Всем, кто пережил потерю, знаком образ потерянного человека - это его качества, умения, навыки, знания о нем и воспоминания. А еще это те чувства, что мы переживаем при воспоминании дорогого человека. Благодаря этой палитре чувств мы также сохраняем эмоциональную связь с тем, кто покинул нас. Когда мы на связи с этими внутренними представлениями, тогда мы можем ощущать присутствие ушедшего. В этом могут помогать вещи, сохраненные на память о нем, верность его бытовым традициям, празднование знаковых событий совместной жизни и рассказы о нем, в которых сквозит принятие его таким, как он был, без прикрас.
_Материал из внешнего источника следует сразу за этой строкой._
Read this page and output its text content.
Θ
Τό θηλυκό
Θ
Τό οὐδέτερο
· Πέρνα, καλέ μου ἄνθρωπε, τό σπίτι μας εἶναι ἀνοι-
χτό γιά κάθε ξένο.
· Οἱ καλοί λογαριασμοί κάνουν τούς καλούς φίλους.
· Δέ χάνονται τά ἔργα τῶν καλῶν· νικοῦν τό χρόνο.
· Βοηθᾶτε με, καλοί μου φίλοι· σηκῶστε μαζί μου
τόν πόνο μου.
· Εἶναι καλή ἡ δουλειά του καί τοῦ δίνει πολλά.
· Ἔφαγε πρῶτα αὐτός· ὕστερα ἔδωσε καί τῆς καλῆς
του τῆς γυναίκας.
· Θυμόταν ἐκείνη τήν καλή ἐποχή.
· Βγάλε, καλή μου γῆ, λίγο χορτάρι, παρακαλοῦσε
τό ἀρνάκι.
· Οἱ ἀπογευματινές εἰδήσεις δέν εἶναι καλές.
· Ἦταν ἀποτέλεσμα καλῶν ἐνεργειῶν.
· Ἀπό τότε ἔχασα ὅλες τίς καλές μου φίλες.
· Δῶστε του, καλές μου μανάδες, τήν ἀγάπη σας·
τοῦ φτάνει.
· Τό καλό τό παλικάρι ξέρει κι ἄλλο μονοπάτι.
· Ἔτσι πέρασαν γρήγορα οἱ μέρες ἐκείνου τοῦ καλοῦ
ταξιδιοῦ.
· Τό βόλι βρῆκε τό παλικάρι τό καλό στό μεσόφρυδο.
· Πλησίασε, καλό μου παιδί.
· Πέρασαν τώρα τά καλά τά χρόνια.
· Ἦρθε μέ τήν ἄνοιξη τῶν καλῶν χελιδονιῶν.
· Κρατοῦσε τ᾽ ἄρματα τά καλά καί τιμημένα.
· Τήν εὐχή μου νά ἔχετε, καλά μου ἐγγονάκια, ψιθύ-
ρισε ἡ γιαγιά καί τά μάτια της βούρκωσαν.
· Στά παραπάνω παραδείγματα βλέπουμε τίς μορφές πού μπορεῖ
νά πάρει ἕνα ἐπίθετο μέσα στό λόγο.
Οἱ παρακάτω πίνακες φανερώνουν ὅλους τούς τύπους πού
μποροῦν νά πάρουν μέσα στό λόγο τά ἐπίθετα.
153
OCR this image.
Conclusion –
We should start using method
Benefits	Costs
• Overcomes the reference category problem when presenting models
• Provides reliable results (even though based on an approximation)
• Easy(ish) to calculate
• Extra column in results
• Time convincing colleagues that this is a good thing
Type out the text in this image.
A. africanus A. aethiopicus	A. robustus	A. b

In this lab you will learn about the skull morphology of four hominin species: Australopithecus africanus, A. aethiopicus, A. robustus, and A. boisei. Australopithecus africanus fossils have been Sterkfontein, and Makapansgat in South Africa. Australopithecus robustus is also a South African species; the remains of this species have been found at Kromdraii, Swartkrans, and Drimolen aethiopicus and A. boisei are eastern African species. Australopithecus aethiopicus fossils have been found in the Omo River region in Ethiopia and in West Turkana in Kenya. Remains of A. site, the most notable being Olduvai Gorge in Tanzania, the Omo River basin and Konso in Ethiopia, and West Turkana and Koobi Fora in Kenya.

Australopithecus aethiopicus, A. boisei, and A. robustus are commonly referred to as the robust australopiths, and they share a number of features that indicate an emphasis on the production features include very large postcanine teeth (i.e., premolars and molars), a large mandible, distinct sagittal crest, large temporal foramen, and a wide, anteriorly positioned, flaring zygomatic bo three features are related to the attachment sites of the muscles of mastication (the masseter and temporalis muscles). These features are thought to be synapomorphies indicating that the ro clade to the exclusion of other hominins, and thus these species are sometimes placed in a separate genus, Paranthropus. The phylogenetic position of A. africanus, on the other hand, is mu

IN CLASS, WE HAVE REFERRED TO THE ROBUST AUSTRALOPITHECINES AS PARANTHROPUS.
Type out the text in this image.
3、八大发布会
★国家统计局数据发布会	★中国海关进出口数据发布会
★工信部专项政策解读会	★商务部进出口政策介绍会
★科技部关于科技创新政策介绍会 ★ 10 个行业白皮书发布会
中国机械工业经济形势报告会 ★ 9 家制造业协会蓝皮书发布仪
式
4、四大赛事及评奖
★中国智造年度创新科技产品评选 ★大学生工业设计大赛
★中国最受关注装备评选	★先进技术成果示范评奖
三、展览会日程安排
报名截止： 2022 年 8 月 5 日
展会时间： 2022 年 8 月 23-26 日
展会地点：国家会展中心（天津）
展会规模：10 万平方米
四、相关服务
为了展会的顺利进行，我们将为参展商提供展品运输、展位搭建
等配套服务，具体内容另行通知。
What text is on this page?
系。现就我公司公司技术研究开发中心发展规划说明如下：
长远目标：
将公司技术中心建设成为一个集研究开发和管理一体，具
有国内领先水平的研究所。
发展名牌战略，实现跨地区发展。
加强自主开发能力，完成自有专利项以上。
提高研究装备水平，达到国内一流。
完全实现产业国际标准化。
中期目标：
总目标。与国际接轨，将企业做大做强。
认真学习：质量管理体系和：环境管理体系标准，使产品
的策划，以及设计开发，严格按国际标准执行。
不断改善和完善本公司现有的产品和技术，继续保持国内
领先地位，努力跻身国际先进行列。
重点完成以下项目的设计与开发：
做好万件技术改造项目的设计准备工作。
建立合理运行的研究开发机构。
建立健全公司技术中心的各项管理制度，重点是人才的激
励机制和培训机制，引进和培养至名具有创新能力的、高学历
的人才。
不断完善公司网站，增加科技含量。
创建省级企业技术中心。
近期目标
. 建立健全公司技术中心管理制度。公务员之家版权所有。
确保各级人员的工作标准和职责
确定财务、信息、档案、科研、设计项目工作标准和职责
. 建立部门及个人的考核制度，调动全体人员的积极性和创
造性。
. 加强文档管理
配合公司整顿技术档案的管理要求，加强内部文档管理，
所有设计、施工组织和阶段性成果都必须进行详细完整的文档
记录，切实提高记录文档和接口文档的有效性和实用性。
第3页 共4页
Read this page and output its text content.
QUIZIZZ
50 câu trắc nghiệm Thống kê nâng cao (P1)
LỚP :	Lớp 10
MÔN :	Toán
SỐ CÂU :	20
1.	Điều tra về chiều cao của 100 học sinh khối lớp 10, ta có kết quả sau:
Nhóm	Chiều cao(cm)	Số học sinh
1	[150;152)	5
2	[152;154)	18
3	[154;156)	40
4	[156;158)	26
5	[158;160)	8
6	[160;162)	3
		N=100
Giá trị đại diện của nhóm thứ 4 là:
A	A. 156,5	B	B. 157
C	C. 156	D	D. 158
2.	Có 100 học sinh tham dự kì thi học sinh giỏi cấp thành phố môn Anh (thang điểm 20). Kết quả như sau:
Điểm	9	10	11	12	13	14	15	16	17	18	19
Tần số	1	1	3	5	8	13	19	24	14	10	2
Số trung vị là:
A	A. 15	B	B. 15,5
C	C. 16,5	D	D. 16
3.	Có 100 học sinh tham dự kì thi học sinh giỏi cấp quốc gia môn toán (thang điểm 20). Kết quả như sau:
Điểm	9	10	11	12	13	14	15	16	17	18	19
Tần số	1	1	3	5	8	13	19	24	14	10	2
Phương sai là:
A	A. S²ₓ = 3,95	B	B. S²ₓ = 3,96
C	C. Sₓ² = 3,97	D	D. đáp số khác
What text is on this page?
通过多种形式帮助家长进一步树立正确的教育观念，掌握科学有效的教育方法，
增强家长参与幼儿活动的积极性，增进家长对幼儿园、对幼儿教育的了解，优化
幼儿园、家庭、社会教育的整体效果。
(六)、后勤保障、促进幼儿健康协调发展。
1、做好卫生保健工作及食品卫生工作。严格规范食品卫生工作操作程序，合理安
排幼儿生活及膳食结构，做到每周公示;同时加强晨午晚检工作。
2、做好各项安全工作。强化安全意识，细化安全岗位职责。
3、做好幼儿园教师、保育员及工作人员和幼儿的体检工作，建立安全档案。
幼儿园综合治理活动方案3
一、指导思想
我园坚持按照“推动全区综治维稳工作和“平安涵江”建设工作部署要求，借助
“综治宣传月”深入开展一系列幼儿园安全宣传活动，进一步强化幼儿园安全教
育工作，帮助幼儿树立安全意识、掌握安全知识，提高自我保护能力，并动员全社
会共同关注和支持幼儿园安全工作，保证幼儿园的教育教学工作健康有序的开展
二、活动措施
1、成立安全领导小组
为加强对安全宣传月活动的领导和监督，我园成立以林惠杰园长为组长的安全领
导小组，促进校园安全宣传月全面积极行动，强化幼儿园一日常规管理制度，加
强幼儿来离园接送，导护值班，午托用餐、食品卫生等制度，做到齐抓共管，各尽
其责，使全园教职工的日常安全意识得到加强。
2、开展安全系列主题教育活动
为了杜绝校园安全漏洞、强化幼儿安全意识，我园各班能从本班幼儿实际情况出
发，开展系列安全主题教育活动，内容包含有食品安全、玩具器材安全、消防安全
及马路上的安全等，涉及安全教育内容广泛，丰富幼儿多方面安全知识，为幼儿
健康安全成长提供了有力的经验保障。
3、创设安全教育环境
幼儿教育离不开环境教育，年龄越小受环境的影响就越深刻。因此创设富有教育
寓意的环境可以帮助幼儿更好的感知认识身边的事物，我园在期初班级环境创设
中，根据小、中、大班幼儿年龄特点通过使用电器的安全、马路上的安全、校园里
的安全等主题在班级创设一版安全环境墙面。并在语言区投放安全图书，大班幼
Вообще-то большинство людей используют эти естественные для привязанности действия, для разрешения скорби.
Но если говорить именно о месте умершего человека, то довольно часто в беседах я слышу о том, что любимая бабушка, умерший отец или мать, давно почивший учитель являются ориентирами в жизни. Например то, как они поступали, описывается как важная ролевая модель, а порой из историй их жизни берется руководство для нынешних ситуаций. Часто обращение к памятным воспоминаниям из жизни ушедших близких вдруг дает объяснение самого себя, иногда даже инсайтное. Но часто понятное и дающее основу для объяснения личных ценностей. А еще возможность говорить об умершем, как о живом, дает основу для сохранения и я бы даже сказала, формирования памяти о нашей жизни.

Возможность вплести в повествование нашей жизни кусок того, что нам известно об ушедшем, наполняет и трансформирует наше самоописание. Наша история в окружении историй теть-дядь, мам и пап, бабушек-дедушек, двоюродных и троюродных, друзей, коллег и напарников - это уже не история одинокой личности. Благодаря вписанным историям других людей появляется более богатое на события полотно жизни. Оно более насыщенное по описаниям, эпизодам, к которым мы причастны и в результате дает расширенное понимание нас. Скажу больше, оно дает нам возможность с большим почтением и вниманием взглянуть на себя. Именно поэтому типичный настрой откликов после бесед восстановления участия воодушевленный, приподнятый. Говоря о других в нашей жизни, мы расцвечиваем ткань бытия и познаем самих себя.
Говоря словами Майкла Уайта:


Стремясь наполнить нашу жизнь смыслом, мы сталкиваемся с задачей организовать события в последовательности во времени таким образом, чтобы прийти к согласованному отчету о себе. Конкретные события прошлого и настоящего... связаны с развитием этого повествования, которое называется историей или повествованием о себе... Успех этой задачи дает нам ощущение непрерывности и смысла нашей жизни.